Monica Jokes / Recent Jokes
Why was Monica Lewinsky in the White House after hours?
Clinton was showing her the proper way to take dictation.
Q: What is Monica's favorite chinese food?
A: Cream of sum young guy.
Q: What is Monica's favorite chinese food? A: Cream of sum young guy.
Q: What do Monica Lewinsky and Bob Dole have in common?
A: They were both upset when Bill finished first.
Q: What's Monica Lewinsky's favourite cheese?
A: President
AP - Monica Lewinsky, in a statement released today, countered President Clinton's firm denial:
"I have had enough. This whole experience has left a bitter taste in my mouth, and I can't stomach any more.

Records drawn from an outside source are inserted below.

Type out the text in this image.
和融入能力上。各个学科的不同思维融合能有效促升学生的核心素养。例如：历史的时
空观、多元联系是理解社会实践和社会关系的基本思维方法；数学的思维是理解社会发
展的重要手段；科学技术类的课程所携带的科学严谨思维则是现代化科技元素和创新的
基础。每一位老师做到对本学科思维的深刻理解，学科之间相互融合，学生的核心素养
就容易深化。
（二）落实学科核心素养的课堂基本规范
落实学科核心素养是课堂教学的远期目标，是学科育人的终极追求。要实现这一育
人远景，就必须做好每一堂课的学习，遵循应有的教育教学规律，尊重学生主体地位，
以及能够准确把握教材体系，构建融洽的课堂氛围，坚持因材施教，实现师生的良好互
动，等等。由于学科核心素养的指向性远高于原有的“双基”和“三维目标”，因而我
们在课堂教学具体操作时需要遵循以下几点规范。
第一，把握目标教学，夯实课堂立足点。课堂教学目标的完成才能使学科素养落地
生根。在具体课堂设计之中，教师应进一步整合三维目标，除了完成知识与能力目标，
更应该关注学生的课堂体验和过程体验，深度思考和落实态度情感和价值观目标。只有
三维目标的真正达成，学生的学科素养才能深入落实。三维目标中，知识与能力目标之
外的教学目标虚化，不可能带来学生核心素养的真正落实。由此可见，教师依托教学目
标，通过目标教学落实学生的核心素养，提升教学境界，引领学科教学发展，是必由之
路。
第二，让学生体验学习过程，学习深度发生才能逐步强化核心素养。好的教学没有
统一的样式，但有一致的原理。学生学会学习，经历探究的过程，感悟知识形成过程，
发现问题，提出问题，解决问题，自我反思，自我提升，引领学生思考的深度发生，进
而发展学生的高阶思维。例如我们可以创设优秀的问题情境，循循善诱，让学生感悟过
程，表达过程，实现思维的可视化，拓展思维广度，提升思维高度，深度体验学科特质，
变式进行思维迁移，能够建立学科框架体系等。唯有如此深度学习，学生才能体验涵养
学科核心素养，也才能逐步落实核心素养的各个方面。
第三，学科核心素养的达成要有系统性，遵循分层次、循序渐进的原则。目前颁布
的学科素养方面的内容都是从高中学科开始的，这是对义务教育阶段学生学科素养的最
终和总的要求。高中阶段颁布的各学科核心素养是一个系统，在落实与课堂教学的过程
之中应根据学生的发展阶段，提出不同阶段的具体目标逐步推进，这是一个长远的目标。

I feel as if I am getting the shaft, that this ugly matter has come to a head and blown up in my face."
"This may be a load to handle, but when things are hard, that is when I am at my best. I have faced hard things in the past, and I know what is coming. I will meet this challenge the only way that I know how: head on."

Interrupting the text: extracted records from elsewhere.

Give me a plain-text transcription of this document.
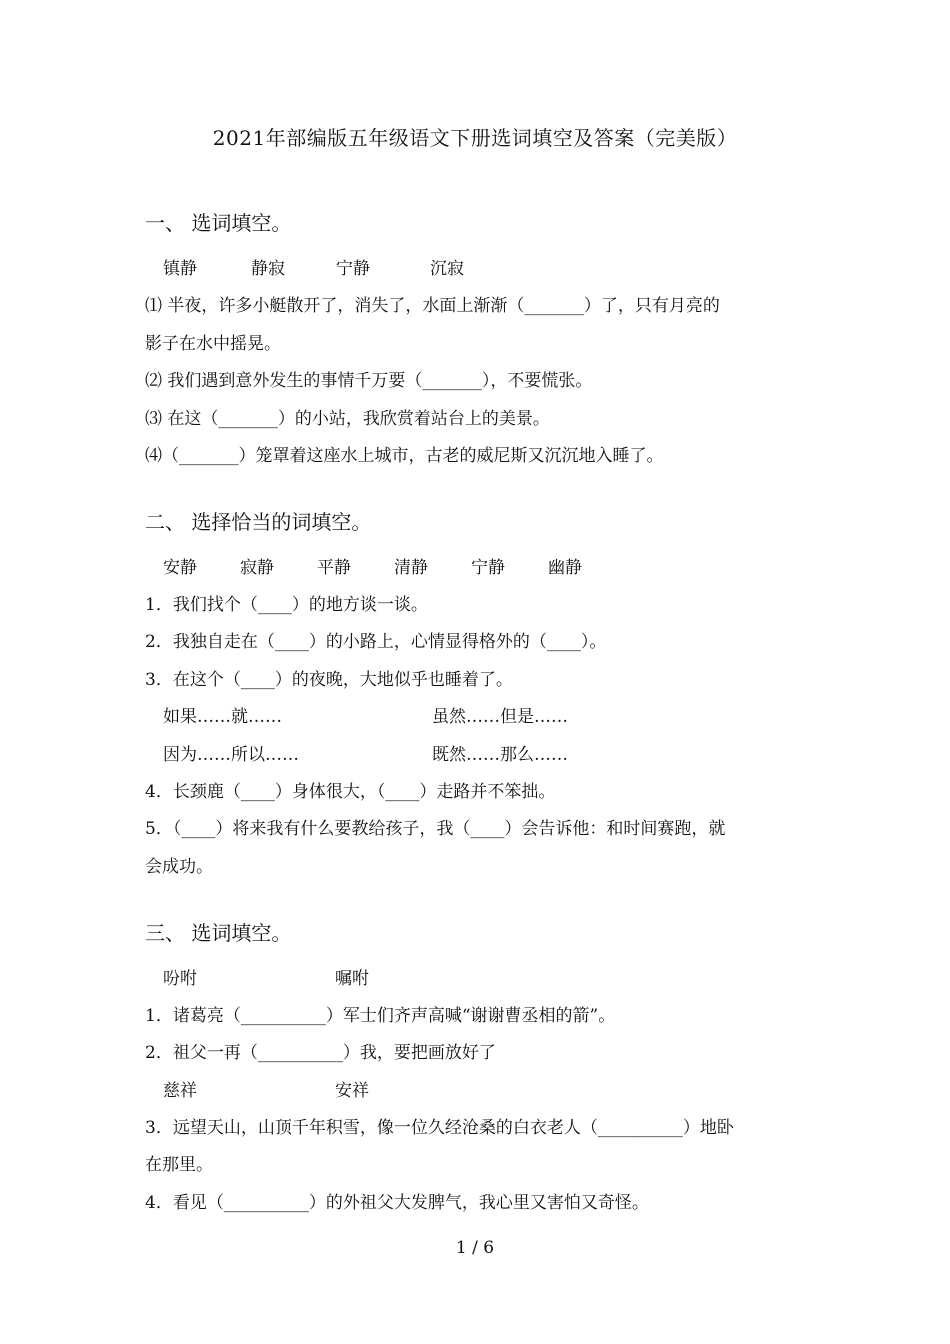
2021年部编版五年级语文下册选词填空及答案（完美版）
一、 选词填空。
镇静	静寂	宁静	沉寂
⑴ 半夜，许多小艇散开了，消失了，水面上渐渐（_______）了，只有月亮的
影子在水中摇晃。
⑵ 我们遇到意外发生的事情千万要（_______），不要慌张。
⑶ 在这（_______）的小站，我欣赏着站台上的美景。
⑷（_______）笼罩着这座水上城市，古老的威尼斯又沉沉地入睡了。
二、 选择恰当的词填空。
安静	寂静	平静	清静	宁静	幽静
1．我们找个（____）的地方谈一谈。
2．我独自走在（____）的小路上，心情显得格外的（____）。
3．在这个（____）的夜晚，大地似乎也睡着了。
如果……就……	虽然……但是……
因为……所以……	既然……那么……
4．长颈鹿（____）身体很大，（____）走路并不笨拙。
5．（____）将来我有什么要教给孩子，我（____）会告诉他：和时间赛跑，就
会成功。
三、 选词填空。
吩咐	嘱咐
1．诸葛亮（__________）军士们齐声高喊“谢谢曹丞相的箭”。
2．祖父一再（__________）我，要把画放好了
慈祥	安祥
3．远望天山，山顶千年积雪，像一位久经沧桑的白衣老人（__________）地卧
在那里。
4．看见（__________）的外祖父大发脾气，我心里又害怕又奇怪。
1 / 6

"I have licked bigger things than this before, and I will again. No one will ever be able to say that Monica Lewinsky isn't a finisher, that she quit before the job was done. I will work non-stop and fight this, blow by blow, until I am wiped clean of this dirty affair. I will not be stained by it."

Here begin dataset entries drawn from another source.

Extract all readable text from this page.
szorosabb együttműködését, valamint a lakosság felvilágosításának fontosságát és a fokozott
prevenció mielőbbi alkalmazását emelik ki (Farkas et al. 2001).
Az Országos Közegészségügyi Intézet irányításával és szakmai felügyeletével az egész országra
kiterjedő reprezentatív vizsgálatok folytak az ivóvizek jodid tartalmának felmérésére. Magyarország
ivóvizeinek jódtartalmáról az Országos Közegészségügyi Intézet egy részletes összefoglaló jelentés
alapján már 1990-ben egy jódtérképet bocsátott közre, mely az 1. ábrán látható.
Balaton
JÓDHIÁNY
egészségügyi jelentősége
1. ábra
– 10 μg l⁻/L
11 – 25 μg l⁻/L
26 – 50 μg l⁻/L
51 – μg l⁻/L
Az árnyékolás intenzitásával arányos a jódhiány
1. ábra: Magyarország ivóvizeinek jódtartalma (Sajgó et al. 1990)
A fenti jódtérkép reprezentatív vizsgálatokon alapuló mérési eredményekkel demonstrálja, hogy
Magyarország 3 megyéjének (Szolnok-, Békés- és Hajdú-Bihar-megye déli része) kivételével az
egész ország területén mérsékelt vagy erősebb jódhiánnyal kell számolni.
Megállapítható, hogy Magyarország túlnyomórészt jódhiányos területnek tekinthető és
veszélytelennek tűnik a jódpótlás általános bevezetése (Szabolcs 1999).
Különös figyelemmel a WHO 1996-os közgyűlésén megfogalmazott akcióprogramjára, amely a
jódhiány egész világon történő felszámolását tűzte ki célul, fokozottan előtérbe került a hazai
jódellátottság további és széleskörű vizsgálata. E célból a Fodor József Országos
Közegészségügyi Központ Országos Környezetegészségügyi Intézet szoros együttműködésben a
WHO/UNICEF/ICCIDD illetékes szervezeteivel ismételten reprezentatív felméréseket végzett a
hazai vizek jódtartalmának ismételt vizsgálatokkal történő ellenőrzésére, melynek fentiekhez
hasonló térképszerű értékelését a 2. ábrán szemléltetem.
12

"Thank you." Monica Lewinsky
Monica Lewinsky was walking on the beach when she found a lantern washed up on the shore. She started to rub it and out popped a genie. "Oh goodie, now I will get three wishes!", she exclaimed." No", said the genie, "You have been very bad this year, and because of this, I can only give you one wish." "Lets see," says Monica, "I don't need fame, because I have plenty of that due to all of the media coverage." "And I don't need money, because after I write my book, and do all my interviews, I'll have all the money I could ever want." "I would like to get rid of these love handles, though." "Yeah, that's it, for my one wish, I would like my love handles removed." Poof!, and just like that, her ears were gone!